Rodney | 11:10:00 PM [permalink]I let the world pass me by.
That’s why, for years, I didn’t want to know about anything. Today, I went to the library and browsed. Brought home a half-dozen books. Haven’t really read fiction for years—I get too wrapped up in it. My writing over the last few years has been painfully stiff. I just didn’t want to know, didn’t want to hear, clock in, avoid everything, clock out. Of course, in the meantime, communication has gotten incrementally more pervasive—it was hard to get a handle on back when Usenet was everything and now it’s quite impossible to make one’s voice heard over the din, which only discouraged me more. It’s hard to establish one’s expertise when they’re a thousand people at a moment’s notice who have a better background than you. As Bart says, “Gotcha. Can’t win, don’t try.”
I do this for my own satisfaction of my own standards of quality, and I couldn’t win, so I didn’t try. It’s fun to play here with my record collection (one of the few underrepresented angles I can still spin with) and rant about things of temporal inconsequence, but it has so far been only that, and the occasional clue… off to page an available buddy…
I remember.
Rodney | 9:56:00 PM [permalink]The main difference between the architecture in Northeast Ohio and Bolton, Lancashire is that Bolton has architecture.

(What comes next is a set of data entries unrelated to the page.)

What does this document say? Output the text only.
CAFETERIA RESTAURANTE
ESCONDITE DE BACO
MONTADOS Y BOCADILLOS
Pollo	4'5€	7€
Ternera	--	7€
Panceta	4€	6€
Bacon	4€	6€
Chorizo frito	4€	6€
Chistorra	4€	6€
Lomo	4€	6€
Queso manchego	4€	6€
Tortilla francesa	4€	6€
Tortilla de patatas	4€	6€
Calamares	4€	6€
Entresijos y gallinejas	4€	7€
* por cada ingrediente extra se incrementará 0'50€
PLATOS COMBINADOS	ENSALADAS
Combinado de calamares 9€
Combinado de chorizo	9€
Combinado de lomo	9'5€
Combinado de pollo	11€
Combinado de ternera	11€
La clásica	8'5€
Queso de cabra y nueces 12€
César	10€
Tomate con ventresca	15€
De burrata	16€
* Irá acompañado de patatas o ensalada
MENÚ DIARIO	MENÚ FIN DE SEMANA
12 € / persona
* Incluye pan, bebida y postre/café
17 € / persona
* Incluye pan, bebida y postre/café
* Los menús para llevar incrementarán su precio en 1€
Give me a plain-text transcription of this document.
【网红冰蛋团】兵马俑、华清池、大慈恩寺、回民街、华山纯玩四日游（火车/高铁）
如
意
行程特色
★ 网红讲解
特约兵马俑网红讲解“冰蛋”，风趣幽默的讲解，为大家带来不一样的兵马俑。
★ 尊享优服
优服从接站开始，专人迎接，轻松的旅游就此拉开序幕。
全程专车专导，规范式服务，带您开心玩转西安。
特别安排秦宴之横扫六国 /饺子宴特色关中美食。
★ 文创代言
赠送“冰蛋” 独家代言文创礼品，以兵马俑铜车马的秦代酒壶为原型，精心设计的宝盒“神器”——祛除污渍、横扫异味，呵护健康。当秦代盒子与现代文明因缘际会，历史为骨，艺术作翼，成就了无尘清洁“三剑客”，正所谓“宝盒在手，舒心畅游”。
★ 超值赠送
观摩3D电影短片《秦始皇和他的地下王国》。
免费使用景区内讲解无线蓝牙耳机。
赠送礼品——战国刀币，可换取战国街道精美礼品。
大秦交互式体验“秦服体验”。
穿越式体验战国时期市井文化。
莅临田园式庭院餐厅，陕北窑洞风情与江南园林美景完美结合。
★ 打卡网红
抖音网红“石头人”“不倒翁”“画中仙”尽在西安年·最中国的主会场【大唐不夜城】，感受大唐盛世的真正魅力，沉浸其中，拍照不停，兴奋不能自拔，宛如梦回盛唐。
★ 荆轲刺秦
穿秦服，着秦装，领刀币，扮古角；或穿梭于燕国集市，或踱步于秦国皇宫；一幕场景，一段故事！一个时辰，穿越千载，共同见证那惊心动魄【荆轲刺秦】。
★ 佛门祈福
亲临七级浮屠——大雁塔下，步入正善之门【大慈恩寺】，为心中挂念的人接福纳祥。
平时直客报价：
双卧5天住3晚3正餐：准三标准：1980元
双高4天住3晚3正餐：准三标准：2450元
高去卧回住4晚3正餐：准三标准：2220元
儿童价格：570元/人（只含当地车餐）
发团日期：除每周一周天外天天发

Caroline’s friend Tony asked me if I could taste any difference in the air—and I could, it was crisp and clean and invigorating. Everything was cleaner there, and they had weather.
I wanted to take pictures inside shops, which, thankfully, Caroline advised me out of, but the record stores were nirvana. The local Asda, which is roughly equivalent to Meijer/Super Target, had a better music section than most actual record stores I’ve been to in the Midwest United States. They also had biscuits and proper chocolate as far as they eye could see, alcoholic beverages in liter plastic bottles, and apples the size of coconuts. Even the signature American dessert, the apple pie, was better there (Florence, my mother-in-law, baked one for me!).
They also had hills. Northeast Ohio is very flat (in almost every conceivable sense of the word).
During our visit to Manchester for CDs and curry, Caroline spoke with someone she knew at Vinyl Exchange. When she told him she had moved to Cleveland, Ohio, he became very animated about Cleveland’s 1970s punk scene. I could see Michael Stanley’s heart exploding from a hemisphere away, and smiled. (Michael Stanley being the local stadium “rock” hack who everyone in Cleveland kowtowed to in the late 1970s and early 1980s, but couldn’t get arrested outside of Ohio.)